Continental then sent an inquiry to the hospital to examine the record of Vaughn. In response Continental received a history stating “patient was lifting a pipe and felt sudden pain in lower back with radiation to left leg.” Another report showed Vaughn was injured “while unloading my truck with a load of tubing. I picked up a joint of tubing, rupturing a disc in my back. It happened about 4 p.m.”
Continental did not question that Vaughn had injured his back. Continental questioned “Was it an accidental injury?” Its definition of “injury” according to its representative was “an abnormal, localized condition of the body that is not caused by an existing illness or disease process”: whereas the policy defined “injury” as a “bodily injury caused by an accident and resulting directly and independently of all other causes, in loss ….”
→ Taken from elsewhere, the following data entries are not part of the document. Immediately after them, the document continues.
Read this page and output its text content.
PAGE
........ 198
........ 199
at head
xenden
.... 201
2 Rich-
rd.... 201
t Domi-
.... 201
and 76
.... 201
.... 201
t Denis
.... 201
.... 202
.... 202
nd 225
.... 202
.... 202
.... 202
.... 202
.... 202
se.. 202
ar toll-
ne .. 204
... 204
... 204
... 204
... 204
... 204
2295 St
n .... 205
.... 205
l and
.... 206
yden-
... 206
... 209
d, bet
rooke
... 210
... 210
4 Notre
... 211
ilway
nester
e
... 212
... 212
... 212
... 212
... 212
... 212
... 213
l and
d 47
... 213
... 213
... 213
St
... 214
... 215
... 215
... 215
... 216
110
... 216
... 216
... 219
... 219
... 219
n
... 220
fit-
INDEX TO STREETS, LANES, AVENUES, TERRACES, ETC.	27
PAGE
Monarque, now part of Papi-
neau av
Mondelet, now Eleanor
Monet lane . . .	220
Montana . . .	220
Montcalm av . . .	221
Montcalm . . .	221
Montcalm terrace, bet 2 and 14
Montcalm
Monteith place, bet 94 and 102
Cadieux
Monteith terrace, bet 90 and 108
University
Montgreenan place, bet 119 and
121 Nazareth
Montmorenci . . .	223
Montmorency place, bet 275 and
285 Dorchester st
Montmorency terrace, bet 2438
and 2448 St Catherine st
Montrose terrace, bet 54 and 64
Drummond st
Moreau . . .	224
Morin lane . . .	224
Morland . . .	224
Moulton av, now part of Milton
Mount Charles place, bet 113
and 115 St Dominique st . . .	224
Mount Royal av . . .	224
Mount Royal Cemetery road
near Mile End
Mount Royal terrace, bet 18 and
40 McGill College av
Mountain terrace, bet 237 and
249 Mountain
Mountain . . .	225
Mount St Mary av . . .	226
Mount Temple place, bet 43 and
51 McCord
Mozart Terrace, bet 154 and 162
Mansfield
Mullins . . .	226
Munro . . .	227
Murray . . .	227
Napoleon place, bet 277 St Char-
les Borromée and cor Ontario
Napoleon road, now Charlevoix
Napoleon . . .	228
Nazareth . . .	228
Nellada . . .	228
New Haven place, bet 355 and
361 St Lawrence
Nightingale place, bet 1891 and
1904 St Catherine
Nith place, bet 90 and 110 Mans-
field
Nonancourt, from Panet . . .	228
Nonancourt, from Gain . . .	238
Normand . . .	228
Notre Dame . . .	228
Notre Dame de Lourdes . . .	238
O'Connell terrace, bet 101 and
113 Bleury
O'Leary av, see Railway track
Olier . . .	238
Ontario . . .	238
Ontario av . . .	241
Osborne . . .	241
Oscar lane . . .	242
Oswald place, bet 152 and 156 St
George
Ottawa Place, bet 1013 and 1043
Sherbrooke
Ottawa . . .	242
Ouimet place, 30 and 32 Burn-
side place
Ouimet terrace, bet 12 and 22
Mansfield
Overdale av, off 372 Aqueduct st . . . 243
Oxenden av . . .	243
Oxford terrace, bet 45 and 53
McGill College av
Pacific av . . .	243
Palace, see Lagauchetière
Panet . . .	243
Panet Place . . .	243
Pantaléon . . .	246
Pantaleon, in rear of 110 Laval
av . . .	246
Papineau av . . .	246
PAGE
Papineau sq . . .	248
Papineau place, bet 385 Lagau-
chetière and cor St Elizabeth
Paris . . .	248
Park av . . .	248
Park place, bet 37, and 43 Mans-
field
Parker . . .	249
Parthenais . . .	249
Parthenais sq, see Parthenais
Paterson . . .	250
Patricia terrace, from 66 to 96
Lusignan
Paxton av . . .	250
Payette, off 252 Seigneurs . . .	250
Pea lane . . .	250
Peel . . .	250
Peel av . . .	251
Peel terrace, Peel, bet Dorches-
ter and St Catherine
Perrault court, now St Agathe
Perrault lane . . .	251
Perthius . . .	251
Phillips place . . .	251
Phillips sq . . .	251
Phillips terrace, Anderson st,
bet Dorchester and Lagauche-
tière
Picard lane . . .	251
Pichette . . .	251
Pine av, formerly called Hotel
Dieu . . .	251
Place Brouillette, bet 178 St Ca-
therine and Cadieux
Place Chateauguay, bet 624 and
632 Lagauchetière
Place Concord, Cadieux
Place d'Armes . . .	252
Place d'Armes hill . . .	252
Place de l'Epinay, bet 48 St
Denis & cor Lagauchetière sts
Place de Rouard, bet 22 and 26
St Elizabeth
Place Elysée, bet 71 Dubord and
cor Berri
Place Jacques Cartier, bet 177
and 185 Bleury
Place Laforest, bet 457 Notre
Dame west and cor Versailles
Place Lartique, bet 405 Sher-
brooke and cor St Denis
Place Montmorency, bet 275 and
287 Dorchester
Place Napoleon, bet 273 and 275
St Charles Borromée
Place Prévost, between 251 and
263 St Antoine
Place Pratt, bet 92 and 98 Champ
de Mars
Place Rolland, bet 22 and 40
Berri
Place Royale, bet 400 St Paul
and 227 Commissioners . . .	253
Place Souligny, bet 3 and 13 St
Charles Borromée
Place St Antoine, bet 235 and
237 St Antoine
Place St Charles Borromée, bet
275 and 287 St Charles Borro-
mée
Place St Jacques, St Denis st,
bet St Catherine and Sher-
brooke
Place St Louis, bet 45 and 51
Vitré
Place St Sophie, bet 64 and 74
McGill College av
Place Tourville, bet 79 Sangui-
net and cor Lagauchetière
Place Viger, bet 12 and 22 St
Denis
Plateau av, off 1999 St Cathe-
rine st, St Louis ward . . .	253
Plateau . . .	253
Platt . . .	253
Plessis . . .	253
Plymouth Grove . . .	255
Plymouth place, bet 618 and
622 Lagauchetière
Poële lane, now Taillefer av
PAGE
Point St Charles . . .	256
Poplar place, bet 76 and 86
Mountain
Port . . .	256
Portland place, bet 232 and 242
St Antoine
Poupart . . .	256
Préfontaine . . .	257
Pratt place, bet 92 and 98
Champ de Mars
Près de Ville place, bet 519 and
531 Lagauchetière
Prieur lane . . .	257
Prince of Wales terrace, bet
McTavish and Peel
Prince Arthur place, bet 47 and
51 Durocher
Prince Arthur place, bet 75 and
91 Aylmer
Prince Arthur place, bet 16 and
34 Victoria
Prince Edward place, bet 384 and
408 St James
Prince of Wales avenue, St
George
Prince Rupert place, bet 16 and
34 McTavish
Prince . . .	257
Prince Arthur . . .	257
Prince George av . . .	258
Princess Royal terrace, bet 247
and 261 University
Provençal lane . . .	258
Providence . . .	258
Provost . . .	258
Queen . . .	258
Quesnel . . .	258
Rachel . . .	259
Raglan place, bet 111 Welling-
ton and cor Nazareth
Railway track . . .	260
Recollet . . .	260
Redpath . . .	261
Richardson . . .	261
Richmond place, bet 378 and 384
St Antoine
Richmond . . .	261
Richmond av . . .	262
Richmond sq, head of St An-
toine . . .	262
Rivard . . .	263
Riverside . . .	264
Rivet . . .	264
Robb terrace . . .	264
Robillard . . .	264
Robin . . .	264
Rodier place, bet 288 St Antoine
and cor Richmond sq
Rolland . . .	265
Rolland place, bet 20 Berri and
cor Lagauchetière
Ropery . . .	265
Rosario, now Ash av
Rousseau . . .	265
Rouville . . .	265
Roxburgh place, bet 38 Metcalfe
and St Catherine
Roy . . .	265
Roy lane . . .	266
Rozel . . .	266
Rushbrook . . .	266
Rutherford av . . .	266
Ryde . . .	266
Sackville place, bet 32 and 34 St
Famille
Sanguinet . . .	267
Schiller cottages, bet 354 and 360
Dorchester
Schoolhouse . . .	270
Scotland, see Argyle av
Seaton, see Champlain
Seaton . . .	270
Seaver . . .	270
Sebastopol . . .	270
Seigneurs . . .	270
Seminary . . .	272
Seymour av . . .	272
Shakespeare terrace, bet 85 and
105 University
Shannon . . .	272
On July 13, 1962, a Continental representative wrote Vaughn explaining that his description of how his disability occurred indicated that such disability was not the result of an accident, and that benefits were, therefore, not payable. Thus, Continental denied liability on the basis that what had happened to Vaughn could not be considered an accident.
Continental took the position that the occurrence in question was not an accident since Vaughn in lifting the pipe was doing what he intended to do, and hence any bodily injury sustained by him was not the result of an accident.
To make matters worse, Continental was telling Vaughn to return the money that he had already received.
The disability policy is this case, which was in 1962, paid benefits of $100 per month for the rest of Vaughn’s life.
This case went to trial and a jury found in favor of Vaughn. The jury awarded $29,200 on the policy and attorney’s fees of $8,850. The trial judge reduced the $29,200 to $14,246. This was based on the present current value of the award. The court also awarded 12% penalty on 43 past due accrued monthly installments and 6% interest thereon.
It is worth noting that today, 2011, the Texas Insurance Code, Section 542.060 requires an 18% penalty rather than the 12% that existed when this case was decided. Further, the present law allowing for more ways of financially punishing the insurance company for conduct that is committed “knowingly” or “intentionally” as those terms are defined in the insurance code. Per section 541.152, the “trier of fact may award an amount not to exceed three times the amount of actual damages.”